= Steven Kamwendo =

Malawian politician

Stevin Stafford Kamwendo is a former Malawian politician. He was Deputy Minister of Foreign Affairs in 2010.

Stevin Stafford Kamwendo is a Malawi politician who is serving as a member of parliament in the Malawi National Assembly. He became a Member of Parliament in May 2009 and served in the late Dr. Bingu wa Mutharika's Cabinet between 2009 and 2011. He was appointed Deputy Minister for Ministry for Industry and Trade in May 2009. He was born on 30 November 1966 in a village called Kansadzu in the Ntcheu District in the Central Region of Malawi. In August 2010, Kamwendo was appointed Deputy Minister for the Ministry for Foreign Affairs following a cabinet reshuffle. He holds a bachelor's degree in Agriculture from the University of Malawi, Bunda College.

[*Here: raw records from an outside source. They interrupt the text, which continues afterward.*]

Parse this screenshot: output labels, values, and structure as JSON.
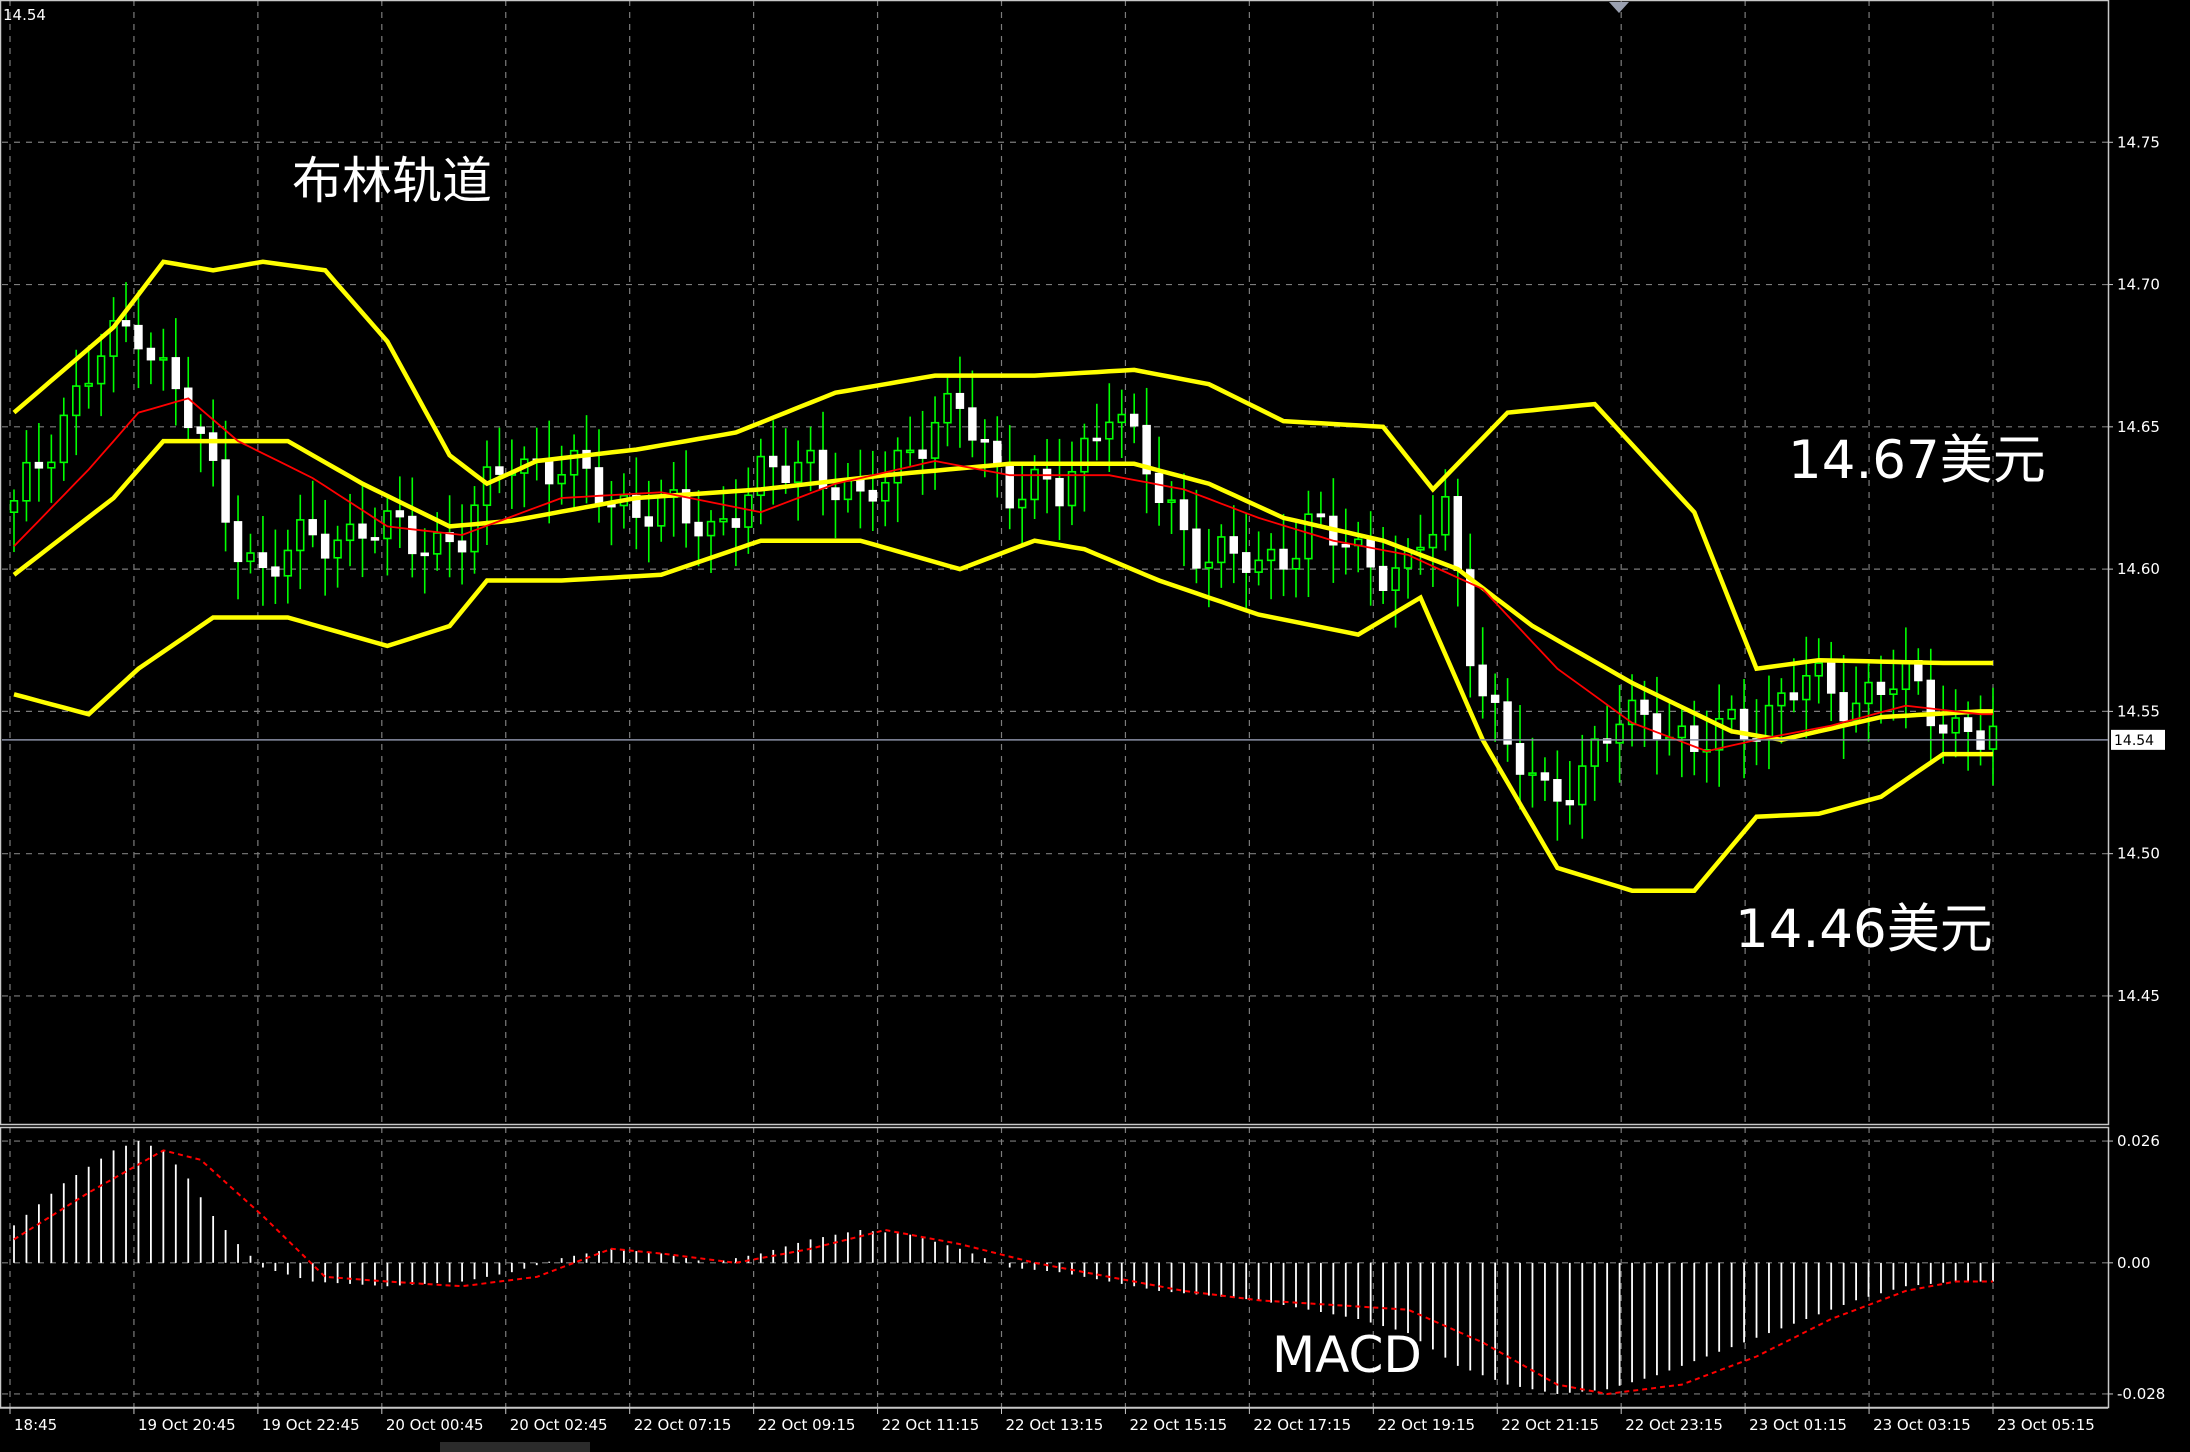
{
  "chart_data": [
    {
      "type": "candlestick",
      "title": "布林轨道",
      "y_ticks": [
        "14.75",
        "14.70",
        "14.65",
        "14.60",
        "14.55",
        "14.50",
        "14.45"
      ],
      "ylim": [
        14.405,
        14.8
      ],
      "current_price": "14.54",
      "corner_label": "14.54",
      "x_ticks": [
        "18:45",
        "19 Oct 20:45",
        "19 Oct 22:45",
        "20 Oct 00:45",
        "20 Oct 02:45",
        "22 Oct 07:15",
        "22 Oct 09:15",
        "22 Oct 11:15",
        "22 Oct 13:15",
        "22 Oct 15:15",
        "22 Oct 17:15",
        "22 Oct 19:15",
        "22 Oct 21:15",
        "22 Oct 23:15",
        "23 Oct 01:15",
        "23 Oct 03:15",
        "23 Oct 05:15"
      ],
      "annotations": [
        "14.67美元",
        "14.46美元"
      ],
      "bar_count": 160,
      "candle_color": "#00ff00",
      "band_color": "#ffff00",
      "ma_color": "#ff0000",
      "bollinger": {
        "upper": [
          [
            0,
            14.655
          ],
          [
            8,
            14.685
          ],
          [
            12,
            14.708
          ],
          [
            16,
            14.705
          ],
          [
            20,
            14.708
          ],
          [
            25,
            14.705
          ],
          [
            30,
            14.68
          ],
          [
            35,
            14.64
          ],
          [
            38,
            14.63
          ],
          [
            42,
            14.638
          ],
          [
            50,
            14.642
          ],
          [
            58,
            14.648
          ],
          [
            66,
            14.662
          ],
          [
            74,
            14.668
          ],
          [
            82,
            14.668
          ],
          [
            90,
            14.67
          ],
          [
            96,
            14.665
          ],
          [
            102,
            14.652
          ],
          [
            110,
            14.65
          ],
          [
            114,
            14.628
          ],
          [
            120,
            14.655
          ],
          [
            127,
            14.658
          ],
          [
            135,
            14.62
          ],
          [
            140,
            14.565
          ],
          [
            145,
            14.568
          ],
          [
            155,
            14.567
          ],
          [
            158,
            14.567
          ]
        ],
        "middle": [
          [
            0,
            14.598
          ],
          [
            8,
            14.625
          ],
          [
            12,
            14.645
          ],
          [
            16,
            14.645
          ],
          [
            22,
            14.645
          ],
          [
            28,
            14.63
          ],
          [
            35,
            14.615
          ],
          [
            40,
            14.617
          ],
          [
            50,
            14.625
          ],
          [
            60,
            14.628
          ],
          [
            70,
            14.633
          ],
          [
            80,
            14.637
          ],
          [
            90,
            14.637
          ],
          [
            96,
            14.63
          ],
          [
            102,
            14.618
          ],
          [
            110,
            14.61
          ],
          [
            116,
            14.6
          ],
          [
            122,
            14.58
          ],
          [
            130,
            14.56
          ],
          [
            138,
            14.543
          ],
          [
            142,
            14.54
          ],
          [
            150,
            14.548
          ],
          [
            158,
            14.55
          ]
        ],
        "lower": [
          [
            0,
            14.556
          ],
          [
            6,
            14.549
          ],
          [
            10,
            14.565
          ],
          [
            16,
            14.583
          ],
          [
            22,
            14.583
          ],
          [
            30,
            14.573
          ],
          [
            35,
            14.58
          ],
          [
            38,
            14.596
          ],
          [
            44,
            14.596
          ],
          [
            52,
            14.598
          ],
          [
            60,
            14.61
          ],
          [
            68,
            14.61
          ],
          [
            76,
            14.6
          ],
          [
            82,
            14.61
          ],
          [
            86,
            14.607
          ],
          [
            92,
            14.596
          ],
          [
            100,
            14.584
          ],
          [
            108,
            14.577
          ],
          [
            113,
            14.59
          ],
          [
            118,
            14.54
          ],
          [
            124,
            14.495
          ],
          [
            130,
            14.487
          ],
          [
            135,
            14.487
          ],
          [
            140,
            14.513
          ],
          [
            145,
            14.514
          ],
          [
            150,
            14.52
          ],
          [
            155,
            14.535
          ],
          [
            158,
            14.535
          ]
        ]
      },
      "moving_average": [
        [
          0,
          14.608
        ],
        [
          6,
          14.635
        ],
        [
          10,
          14.655
        ],
        [
          14,
          14.66
        ],
        [
          18,
          14.645
        ],
        [
          24,
          14.632
        ],
        [
          30,
          14.615
        ],
        [
          36,
          14.612
        ],
        [
          44,
          14.625
        ],
        [
          52,
          14.627
        ],
        [
          60,
          14.62
        ],
        [
          66,
          14.63
        ],
        [
          74,
          14.638
        ],
        [
          80,
          14.633
        ],
        [
          88,
          14.633
        ],
        [
          94,
          14.628
        ],
        [
          100,
          14.618
        ],
        [
          106,
          14.61
        ],
        [
          112,
          14.605
        ],
        [
          118,
          14.593
        ],
        [
          124,
          14.565
        ],
        [
          130,
          14.546
        ],
        [
          136,
          14.536
        ],
        [
          140,
          14.54
        ],
        [
          146,
          14.545
        ],
        [
          152,
          14.552
        ],
        [
          158,
          14.549
        ]
      ],
      "close_path": [
        [
          0,
          14.62
        ],
        [
          4,
          14.655
        ],
        [
          7,
          14.675
        ],
        [
          10,
          14.685
        ],
        [
          13,
          14.665
        ],
        [
          16,
          14.63
        ],
        [
          18,
          14.61
        ],
        [
          20,
          14.6
        ],
        [
          24,
          14.61
        ],
        [
          28,
          14.615
        ],
        [
          32,
          14.61
        ],
        [
          36,
          14.612
        ],
        [
          40,
          14.64
        ],
        [
          44,
          14.635
        ],
        [
          48,
          14.625
        ],
        [
          52,
          14.62
        ],
        [
          56,
          14.615
        ],
        [
          60,
          14.63
        ],
        [
          64,
          14.64
        ],
        [
          68,
          14.62
        ],
        [
          72,
          14.645
        ],
        [
          76,
          14.655
        ],
        [
          80,
          14.63
        ],
        [
          84,
          14.625
        ],
        [
          88,
          14.66
        ],
        [
          92,
          14.625
        ],
        [
          96,
          14.605
        ],
        [
          100,
          14.6
        ],
        [
          104,
          14.615
        ],
        [
          108,
          14.605
        ],
        [
          112,
          14.6
        ],
        [
          115,
          14.62
        ],
        [
          117,
          14.575
        ],
        [
          120,
          14.535
        ],
        [
          123,
          14.52
        ],
        [
          126,
          14.53
        ],
        [
          129,
          14.545
        ],
        [
          132,
          14.55
        ],
        [
          135,
          14.535
        ],
        [
          138,
          14.545
        ],
        [
          141,
          14.55
        ],
        [
          144,
          14.56
        ],
        [
          148,
          14.555
        ],
        [
          152,
          14.56
        ],
        [
          156,
          14.545
        ],
        [
          158,
          14.54
        ]
      ]
    },
    {
      "type": "bar",
      "title": "MACD",
      "y_ticks": [
        "0.026",
        "0.00",
        "-0.028"
      ],
      "ylim": [
        -0.031,
        0.029
      ],
      "histogram_color": "#ffffff",
      "signal_color": "#ff0000",
      "histogram": [
        [
          0,
          0.008
        ],
        [
          4,
          0.017
        ],
        [
          8,
          0.024
        ],
        [
          10,
          0.026
        ],
        [
          12,
          0.024
        ],
        [
          14,
          0.018
        ],
        [
          16,
          0.01
        ],
        [
          18,
          0.004
        ],
        [
          20,
          -0.001
        ],
        [
          24,
          -0.004
        ],
        [
          30,
          -0.005
        ],
        [
          36,
          -0.004
        ],
        [
          40,
          -0.002
        ],
        [
          44,
          0.001
        ],
        [
          48,
          0.003
        ],
        [
          52,
          0.002
        ],
        [
          56,
          0.0
        ],
        [
          60,
          0.002
        ],
        [
          64,
          0.005
        ],
        [
          68,
          0.007
        ],
        [
          72,
          0.006
        ],
        [
          76,
          0.003
        ],
        [
          80,
          -0.001
        ],
        [
          84,
          -0.002
        ],
        [
          88,
          -0.004
        ],
        [
          92,
          -0.006
        ],
        [
          96,
          -0.007
        ],
        [
          100,
          -0.008
        ],
        [
          104,
          -0.01
        ],
        [
          108,
          -0.012
        ],
        [
          112,
          -0.015
        ],
        [
          116,
          -0.022
        ],
        [
          120,
          -0.026
        ],
        [
          124,
          -0.028
        ],
        [
          128,
          -0.027
        ],
        [
          132,
          -0.024
        ],
        [
          136,
          -0.02
        ],
        [
          140,
          -0.016
        ],
        [
          144,
          -0.012
        ],
        [
          148,
          -0.008
        ],
        [
          152,
          -0.005
        ],
        [
          156,
          -0.004
        ],
        [
          158,
          -0.004
        ]
      ],
      "signal": [
        [
          0,
          0.005
        ],
        [
          6,
          0.015
        ],
        [
          12,
          0.024
        ],
        [
          15,
          0.022
        ],
        [
          20,
          0.01
        ],
        [
          25,
          -0.003
        ],
        [
          30,
          -0.004
        ],
        [
          36,
          -0.005
        ],
        [
          42,
          -0.003
        ],
        [
          48,
          0.003
        ],
        [
          52,
          0.002
        ],
        [
          58,
          0.0
        ],
        [
          64,
          0.003
        ],
        [
          70,
          0.007
        ],
        [
          76,
          0.004
        ],
        [
          82,
          0.0
        ],
        [
          88,
          -0.003
        ],
        [
          94,
          -0.006
        ],
        [
          100,
          -0.008
        ],
        [
          106,
          -0.009
        ],
        [
          112,
          -0.01
        ],
        [
          118,
          -0.017
        ],
        [
          124,
          -0.026
        ],
        [
          128,
          -0.028
        ],
        [
          134,
          -0.026
        ],
        [
          140,
          -0.02
        ],
        [
          146,
          -0.012
        ],
        [
          152,
          -0.006
        ],
        [
          156,
          -0.004
        ],
        [
          158,
          -0.004
        ]
      ]
    }
  ]
}
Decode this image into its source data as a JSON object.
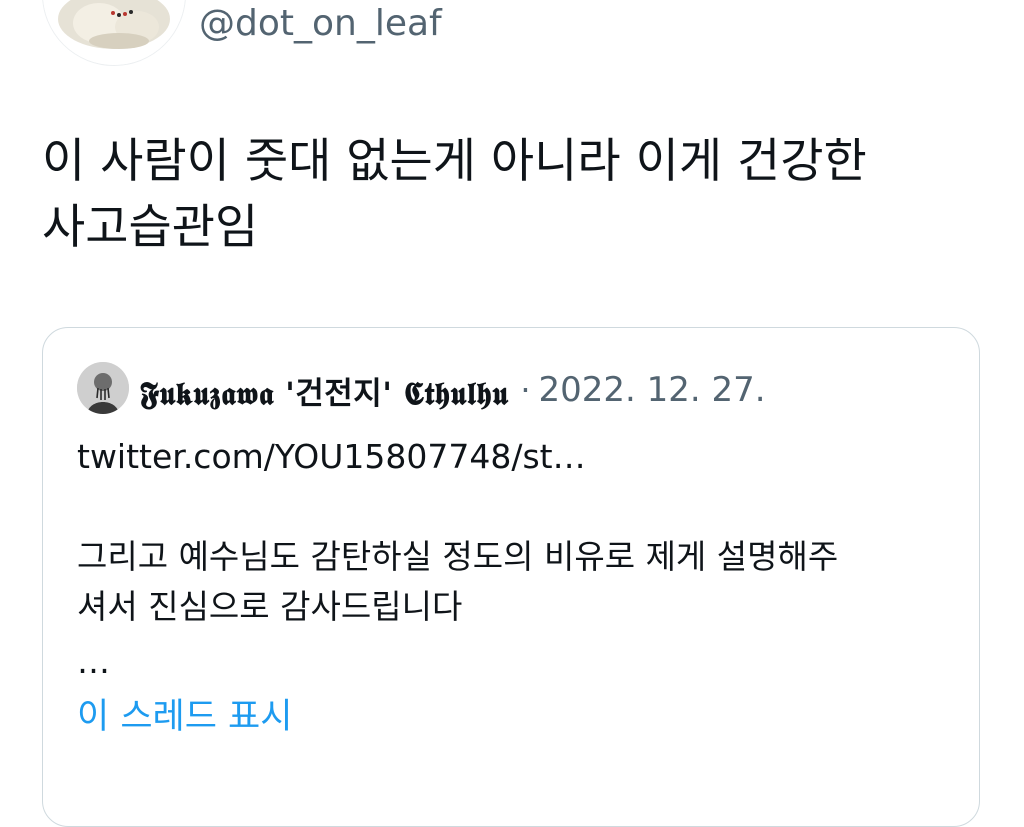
{
  "author": {
    "handle": "@dot_on_leaf"
  },
  "tweet": {
    "text_lines": [
      "이 사람이 줏대 없는게 아니라 이게 건강한",
      "사고습관임"
    ]
  },
  "quoted_tweet": {
    "display_name": "𝕱𝖚𝖐𝖚𝖟𝖆𝖜𝖆 '건전지' 𝕮𝖙𝖍𝖚𝖑𝖍𝖚",
    "separator": "·",
    "date": "2022. 12. 27.",
    "link": "twitter.com/YOU15807748/st…",
    "body_lines": [
      "그리고 예수님도 감탄하실 정도의 비유로 제게 설명해주",
      "셔서 진심으로 감사드립니다"
    ],
    "ellipsis": "…",
    "show_thread_label": "이 스레드 표시"
  },
  "colors": {
    "text_primary": "#0f1419",
    "text_secondary": "#536471",
    "link_blue": "#1d9bf0",
    "card_border": "#cfd9de"
  }
}
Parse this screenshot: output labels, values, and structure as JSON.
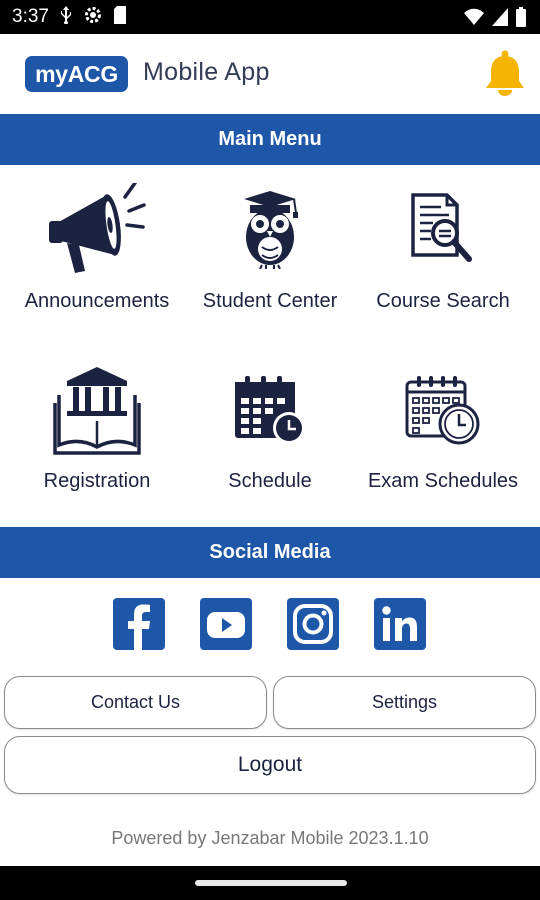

Prior to his political career, he worked for European Union Projects in the Ministry of Agriculture in the Government of Malawi from 1997 to 2000 and again from 2006 to 2009. He also worked for Chemicals and Marketing Company as a Marketing and Sales Manager from 2004 to 2006. He has also worked as part of the lead team in the establishment of Food Security Programmes for International Eye Foundation from 1995 to 1997 and CARE International from 1997 to 1999 respectively.